[ceph-users] Re: MDS_DAMAGE in 17.2.7 / Cannot delete affected files

2023-11-30 Thread Sebastian Knust

Hi Patrick,

On 30.11.23 03:58, Patrick Donnelly wrote:


I've not yet fully reviewed the logs but it seems there is a bug in
the detection logic which causes a spurious abort. This does not
appear to be actually new damage.


We are accessing the metadata (read-only) daily. The issue only popped 
up after updating to 17.2.7. Of course, this does not mean that there 
was no damage there before, only that it was not detected.


Are you using postgres?

Not on top of CephFS, no. We do use postgres on some RBD volumes.



If you can share details about your snapshot
workflow and general workloads that would be helpful (privately if
desired).


Our CephFS root looks like this:
/archive
/homes
/no-snapshot
/other-snapshot
/scratch

We are running snapshots on /homes and /other-snapshot with the same 
schedule. We mount the filesystem with a Kernel client on one of the 
Ceph Hosts (not running the MDS) and mkdir / rmdir as needed.
- daily between 06:00 and 19:45 UTC (inclusive): Create a snapshot every 
15 minutes, delete it unless it is hourly (xx:00) one hour later
- daily on the full hour: Create a snapshot, delete the 24 hours old 
snapshot unless it is midnight

- daily at midnight delete the snapshot from 14 days ago unless it is Sunday
- every Sunday at midnight delete the snapshot from 8 weeks ago

Workload is two main Samba servers (one only sharing a subdirectory 
which is generally not accessed on the other).
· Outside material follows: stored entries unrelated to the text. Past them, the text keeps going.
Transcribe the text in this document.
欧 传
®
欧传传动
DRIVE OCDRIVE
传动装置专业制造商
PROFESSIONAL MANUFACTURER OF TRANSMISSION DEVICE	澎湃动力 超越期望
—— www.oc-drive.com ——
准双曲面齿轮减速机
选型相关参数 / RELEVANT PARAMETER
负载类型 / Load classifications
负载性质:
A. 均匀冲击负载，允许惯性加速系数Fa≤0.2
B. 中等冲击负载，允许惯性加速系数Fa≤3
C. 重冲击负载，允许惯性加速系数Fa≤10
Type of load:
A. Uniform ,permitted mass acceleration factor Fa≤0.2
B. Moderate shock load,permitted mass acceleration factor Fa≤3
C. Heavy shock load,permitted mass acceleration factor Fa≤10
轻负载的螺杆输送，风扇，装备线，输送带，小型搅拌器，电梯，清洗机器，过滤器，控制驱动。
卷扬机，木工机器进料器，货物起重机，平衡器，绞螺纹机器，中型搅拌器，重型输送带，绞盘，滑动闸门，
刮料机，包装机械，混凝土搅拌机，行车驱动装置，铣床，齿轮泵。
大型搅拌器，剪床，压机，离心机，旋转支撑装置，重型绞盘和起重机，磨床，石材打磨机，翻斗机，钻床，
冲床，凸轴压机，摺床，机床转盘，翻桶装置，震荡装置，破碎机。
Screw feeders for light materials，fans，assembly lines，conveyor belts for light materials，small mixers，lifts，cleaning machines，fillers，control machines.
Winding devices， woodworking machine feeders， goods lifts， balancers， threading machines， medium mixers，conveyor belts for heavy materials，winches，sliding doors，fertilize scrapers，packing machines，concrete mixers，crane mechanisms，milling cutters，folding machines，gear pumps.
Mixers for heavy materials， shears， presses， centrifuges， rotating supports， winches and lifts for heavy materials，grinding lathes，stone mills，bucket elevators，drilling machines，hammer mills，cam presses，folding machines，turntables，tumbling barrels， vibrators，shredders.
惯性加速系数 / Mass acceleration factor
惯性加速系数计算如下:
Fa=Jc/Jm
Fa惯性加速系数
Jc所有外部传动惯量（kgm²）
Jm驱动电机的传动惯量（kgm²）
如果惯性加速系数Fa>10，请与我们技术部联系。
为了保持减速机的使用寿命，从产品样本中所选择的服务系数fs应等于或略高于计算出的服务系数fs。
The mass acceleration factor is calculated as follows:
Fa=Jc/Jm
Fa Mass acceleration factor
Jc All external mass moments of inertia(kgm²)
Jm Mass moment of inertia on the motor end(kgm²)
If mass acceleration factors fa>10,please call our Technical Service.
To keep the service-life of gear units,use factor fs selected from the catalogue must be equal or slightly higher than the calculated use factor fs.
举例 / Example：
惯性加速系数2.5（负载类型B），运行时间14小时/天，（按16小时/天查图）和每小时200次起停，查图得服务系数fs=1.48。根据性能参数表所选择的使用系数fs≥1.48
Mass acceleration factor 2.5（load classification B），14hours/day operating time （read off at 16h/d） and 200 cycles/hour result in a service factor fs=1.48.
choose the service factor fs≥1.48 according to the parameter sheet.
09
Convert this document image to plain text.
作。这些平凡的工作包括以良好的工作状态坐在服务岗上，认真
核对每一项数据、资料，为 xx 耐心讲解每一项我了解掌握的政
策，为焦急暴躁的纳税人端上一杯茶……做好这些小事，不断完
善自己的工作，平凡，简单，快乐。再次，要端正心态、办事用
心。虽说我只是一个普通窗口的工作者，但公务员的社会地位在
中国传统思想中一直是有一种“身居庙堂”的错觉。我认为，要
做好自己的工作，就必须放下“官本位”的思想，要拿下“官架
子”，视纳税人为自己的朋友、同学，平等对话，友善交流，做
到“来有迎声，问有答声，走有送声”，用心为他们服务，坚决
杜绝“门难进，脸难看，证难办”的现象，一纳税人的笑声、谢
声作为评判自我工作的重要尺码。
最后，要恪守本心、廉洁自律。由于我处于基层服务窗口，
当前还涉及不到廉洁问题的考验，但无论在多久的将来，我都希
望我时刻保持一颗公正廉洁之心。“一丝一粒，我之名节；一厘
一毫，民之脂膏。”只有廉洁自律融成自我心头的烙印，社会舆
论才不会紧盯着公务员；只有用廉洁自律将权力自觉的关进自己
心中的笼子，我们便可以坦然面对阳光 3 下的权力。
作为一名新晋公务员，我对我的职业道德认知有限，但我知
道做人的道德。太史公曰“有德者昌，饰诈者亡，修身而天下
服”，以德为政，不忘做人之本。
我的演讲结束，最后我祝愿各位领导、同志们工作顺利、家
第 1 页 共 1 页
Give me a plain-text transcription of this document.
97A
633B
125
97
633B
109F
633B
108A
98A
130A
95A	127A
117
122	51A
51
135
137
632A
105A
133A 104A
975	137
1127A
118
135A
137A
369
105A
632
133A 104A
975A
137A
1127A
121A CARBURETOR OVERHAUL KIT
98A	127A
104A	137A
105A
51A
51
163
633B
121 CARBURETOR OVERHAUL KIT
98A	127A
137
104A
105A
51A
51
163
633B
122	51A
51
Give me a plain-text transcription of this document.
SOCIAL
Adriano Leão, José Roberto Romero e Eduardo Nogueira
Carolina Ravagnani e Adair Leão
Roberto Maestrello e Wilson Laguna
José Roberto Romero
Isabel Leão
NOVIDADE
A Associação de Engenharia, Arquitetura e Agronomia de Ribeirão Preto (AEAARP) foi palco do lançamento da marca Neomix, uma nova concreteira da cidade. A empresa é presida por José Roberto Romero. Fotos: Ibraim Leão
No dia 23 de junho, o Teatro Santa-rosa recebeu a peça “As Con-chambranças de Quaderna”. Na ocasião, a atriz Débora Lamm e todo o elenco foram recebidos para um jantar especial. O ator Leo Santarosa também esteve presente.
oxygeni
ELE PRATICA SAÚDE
Client access to those 
servers is limited to 1GBit/s each. Until Tuesday, we also had a 
mailserver with Dovecot running on top of CephFS. This was migrated on 
Tuesday to an RBD volume as we had some issues with hanging access to 
some files / directories (interestingly only in the main tree, in 
snapshots access was without issue). Additionally, we have a Nextcloud 
instance with ~200 active users storing data in CephFS as well as some 
other Kernel clients with little / sporadic traffic, some running Samba, 
some NFS, some interactive SSH / x2go servers with direct user access, 
some specialised web applications (notably OMERO).


We run daily incremental backups of most of the CephFS content with 
Bareos running on a dedicated server which has the whole CephFS tree 
mounted read-only. For most data a full backup is performed every two 
months, for some data only every six months. The affected area is 
contained in this "every six months" full backup portion of the file 
system tree.



Two weeks ago we deleted a folder structure with 6 TB, average file size 
in the range of 1GB. The structure was unter /other-snapshot as well. 
This led to severe load on the MDS, especially starting midnight. In 
conjunction with Ubuntu kernel mount, we also had issues with 
non-released capabilities preventing read-access to the /other-snapshot 
part.


To combat these lingering problems, we deleted all snapshots in 
/other-snapshot which led to a half a dozen PGs stuck in snaptrim state 
(and a few hundred in snaptrim_wait). Updating from 17.2.6 to 17.2.7 
solved that issue quickly, the affected PGs became unstuck and the whole 
cluster was in active+clean a few hours later.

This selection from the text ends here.